Solo –
Polres Sragen Tetap mendalami kasus pembunuhan bocah Wanita di Sragen, Bilqis Rajiansyah Lestari (11) Nan terungkap tewas bersimbah darah di rumahnya. Hingga ketika ini, tim Satreskrim Polres Sragen Tetap berada di lapangan hasilkan mengumpulkan bukti-bukti.
Kapolres Sragen, AKBP Dewiana Syamsu Indiyasari, mengutarakan bahwa identitas pelaku memang belum meraih dibeberkan secara gamblang dikarenakan alur penyelidikan Tetap Melangkah Bergerak.
“hasilkan pelaku belum meraih kami bongkar,” ujar Kapolres ketika dihubungi detikJateng, Pekan (7/6/2026).
SCROLL TO CONTINUE WITH CONTENT
Meski begitu, ia menegaskan bahwa personelnya Tak tinggal tenteram. Polisi ketika ini inti menyisir dan mendalami segala petunjuk Nan terungkap di Loka peristiwa Perkara (TKP).
“Namun demikian, kami Tetap terus mendalami petunjuk-petunjuk Nan Eksis di TKP. Dan Tiba ketika ini tim kami Tetap terus Beralih di lapangan,” jelasnya.
Pihak kepolisian pun menginginkan sokongan dan partisipasi masyarakat agar kasus ini meraih segera menemui titik papar dan pelaku meraih secepatnya ditangani.
“Minta doanya njih (ya),” pungkas Dewiana.
Diberitakan sebelum itu, Penduduk Desa Dawung, Kecamatan Jenar, Sragen digegerkan oleh penemuan jasad seorang bocah Wanita berusia 11 tahun di bagian dalam rumahnya. Korban Nan teridentifikasi berinisial Bilqis Rajiansyah Lestari (11), seorang siswi kelas 5 SD, terungkap tewas mengenaskan berbarengan kondisi tubuh penuh luka.
Kepala Desa Dawung, Aris Sudaryanto, menegaskan adanya peristiwa dugaan penganiayaan berat banget tersebut. Sepeda motor milik orang Uzur korban juga diinformasikan Lenyap dari Letak peristiwa.
Aris menceritakan, jasad korban mula sekali terungkap oleh Bunda kandungnya seorang diri, Dewi, sepulang bekerja dari pabrik rokok Sekeliling pukul 16.00 WIB.
“Ibunya kembali kerja Sekeliling jam 4 sore, Lampau histeris (menyaksikan kondisi anaknya). menyimak itu, Mbah Wadi (Penduduk Sekeliling) tampak menyaksikan, Lampau langsung melapor ke RT dan diteruskan ke Saya,” ujar Aris ketika ditemui di Letak peristiwa, Jumat (5/6) gelap.
ketika dirinya tiba di Letak, kondisi Griya telah penuh.
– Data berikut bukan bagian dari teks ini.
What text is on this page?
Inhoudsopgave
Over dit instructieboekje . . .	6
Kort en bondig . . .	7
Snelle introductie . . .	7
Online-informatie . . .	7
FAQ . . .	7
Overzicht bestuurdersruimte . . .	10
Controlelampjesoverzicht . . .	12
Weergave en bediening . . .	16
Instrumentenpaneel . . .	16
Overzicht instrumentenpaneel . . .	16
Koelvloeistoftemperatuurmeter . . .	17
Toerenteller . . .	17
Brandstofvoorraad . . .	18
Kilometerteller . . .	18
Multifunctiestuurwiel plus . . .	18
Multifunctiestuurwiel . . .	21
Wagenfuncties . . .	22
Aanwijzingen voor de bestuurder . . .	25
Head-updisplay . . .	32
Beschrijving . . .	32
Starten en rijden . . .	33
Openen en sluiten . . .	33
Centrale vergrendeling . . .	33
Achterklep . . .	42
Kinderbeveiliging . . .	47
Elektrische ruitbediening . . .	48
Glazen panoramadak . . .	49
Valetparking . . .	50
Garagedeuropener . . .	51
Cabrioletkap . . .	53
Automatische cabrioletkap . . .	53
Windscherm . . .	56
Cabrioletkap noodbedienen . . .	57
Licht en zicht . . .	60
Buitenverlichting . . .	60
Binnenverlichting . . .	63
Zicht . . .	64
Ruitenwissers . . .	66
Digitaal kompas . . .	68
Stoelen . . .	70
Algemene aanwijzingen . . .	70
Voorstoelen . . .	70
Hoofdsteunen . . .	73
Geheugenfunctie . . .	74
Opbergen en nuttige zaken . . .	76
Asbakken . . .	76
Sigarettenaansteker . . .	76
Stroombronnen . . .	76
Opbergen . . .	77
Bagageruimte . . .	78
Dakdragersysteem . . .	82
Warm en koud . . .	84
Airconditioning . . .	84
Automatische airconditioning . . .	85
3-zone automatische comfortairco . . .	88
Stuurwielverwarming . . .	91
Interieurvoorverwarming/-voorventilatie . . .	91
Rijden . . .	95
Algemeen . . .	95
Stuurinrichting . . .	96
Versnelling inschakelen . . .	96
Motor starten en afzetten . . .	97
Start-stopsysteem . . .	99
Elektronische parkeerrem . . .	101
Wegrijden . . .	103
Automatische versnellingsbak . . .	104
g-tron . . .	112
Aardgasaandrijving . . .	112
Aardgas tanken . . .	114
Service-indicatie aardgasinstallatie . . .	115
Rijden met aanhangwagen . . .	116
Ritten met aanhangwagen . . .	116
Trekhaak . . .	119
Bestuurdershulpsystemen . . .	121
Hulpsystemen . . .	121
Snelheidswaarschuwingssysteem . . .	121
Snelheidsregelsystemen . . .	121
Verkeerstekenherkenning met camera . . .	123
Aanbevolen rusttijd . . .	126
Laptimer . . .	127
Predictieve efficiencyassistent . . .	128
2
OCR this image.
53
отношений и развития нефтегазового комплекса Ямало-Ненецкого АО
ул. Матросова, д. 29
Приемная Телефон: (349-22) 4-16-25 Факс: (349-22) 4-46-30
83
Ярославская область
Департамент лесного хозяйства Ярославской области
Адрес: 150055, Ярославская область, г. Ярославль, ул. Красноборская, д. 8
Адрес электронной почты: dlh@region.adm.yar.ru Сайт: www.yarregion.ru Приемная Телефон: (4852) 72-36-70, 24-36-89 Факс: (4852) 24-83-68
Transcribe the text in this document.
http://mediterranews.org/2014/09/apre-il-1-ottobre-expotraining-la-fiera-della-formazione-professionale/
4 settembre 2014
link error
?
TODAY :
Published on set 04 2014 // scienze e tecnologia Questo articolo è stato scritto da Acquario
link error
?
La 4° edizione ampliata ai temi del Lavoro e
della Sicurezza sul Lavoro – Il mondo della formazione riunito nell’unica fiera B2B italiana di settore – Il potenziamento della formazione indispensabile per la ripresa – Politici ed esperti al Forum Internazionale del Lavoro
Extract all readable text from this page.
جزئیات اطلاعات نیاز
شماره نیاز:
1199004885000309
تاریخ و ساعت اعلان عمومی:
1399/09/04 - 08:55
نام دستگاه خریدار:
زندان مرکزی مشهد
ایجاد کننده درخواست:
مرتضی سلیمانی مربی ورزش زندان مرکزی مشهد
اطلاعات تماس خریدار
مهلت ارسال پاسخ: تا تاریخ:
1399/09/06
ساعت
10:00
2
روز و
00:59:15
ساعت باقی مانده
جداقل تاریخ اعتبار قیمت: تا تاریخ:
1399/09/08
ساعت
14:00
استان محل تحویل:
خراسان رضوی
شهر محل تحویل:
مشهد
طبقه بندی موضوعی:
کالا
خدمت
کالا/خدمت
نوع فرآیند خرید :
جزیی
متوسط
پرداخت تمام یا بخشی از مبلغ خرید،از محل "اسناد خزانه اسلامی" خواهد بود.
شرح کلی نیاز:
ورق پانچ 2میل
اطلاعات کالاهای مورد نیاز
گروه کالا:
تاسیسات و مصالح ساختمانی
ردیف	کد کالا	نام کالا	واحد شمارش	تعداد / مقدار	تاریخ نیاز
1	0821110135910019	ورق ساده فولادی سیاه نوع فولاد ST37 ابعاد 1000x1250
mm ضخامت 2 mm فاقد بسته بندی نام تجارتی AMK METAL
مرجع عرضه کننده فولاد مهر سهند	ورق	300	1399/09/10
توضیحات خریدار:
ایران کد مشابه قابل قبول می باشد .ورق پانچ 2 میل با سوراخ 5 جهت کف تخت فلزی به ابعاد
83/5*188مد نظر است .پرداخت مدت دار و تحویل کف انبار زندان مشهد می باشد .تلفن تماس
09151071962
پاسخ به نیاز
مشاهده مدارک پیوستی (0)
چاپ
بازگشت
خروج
Ia langsung bergegas memasuki dan mendapati korban telah bagian dalam keadaan Tak bernyawa berbarengan luka parah di lumayan berlimpah orang bagian tubuhnya.
“Kondisi jenazah lumayan berlimpah bekas bacokan, di bagian tangan dan muka. Bahkan mukanya telah Tak berbentuk. Di lantai juga lumayan berlimpah bekas telapak kaki, kondisinya (darah) telah kering banget. dikarenakan itu, langsung Saya Perintah Penduduk melangkah keluar Seluruh dan melarang Eksis Nan memfoto,” tutupnya.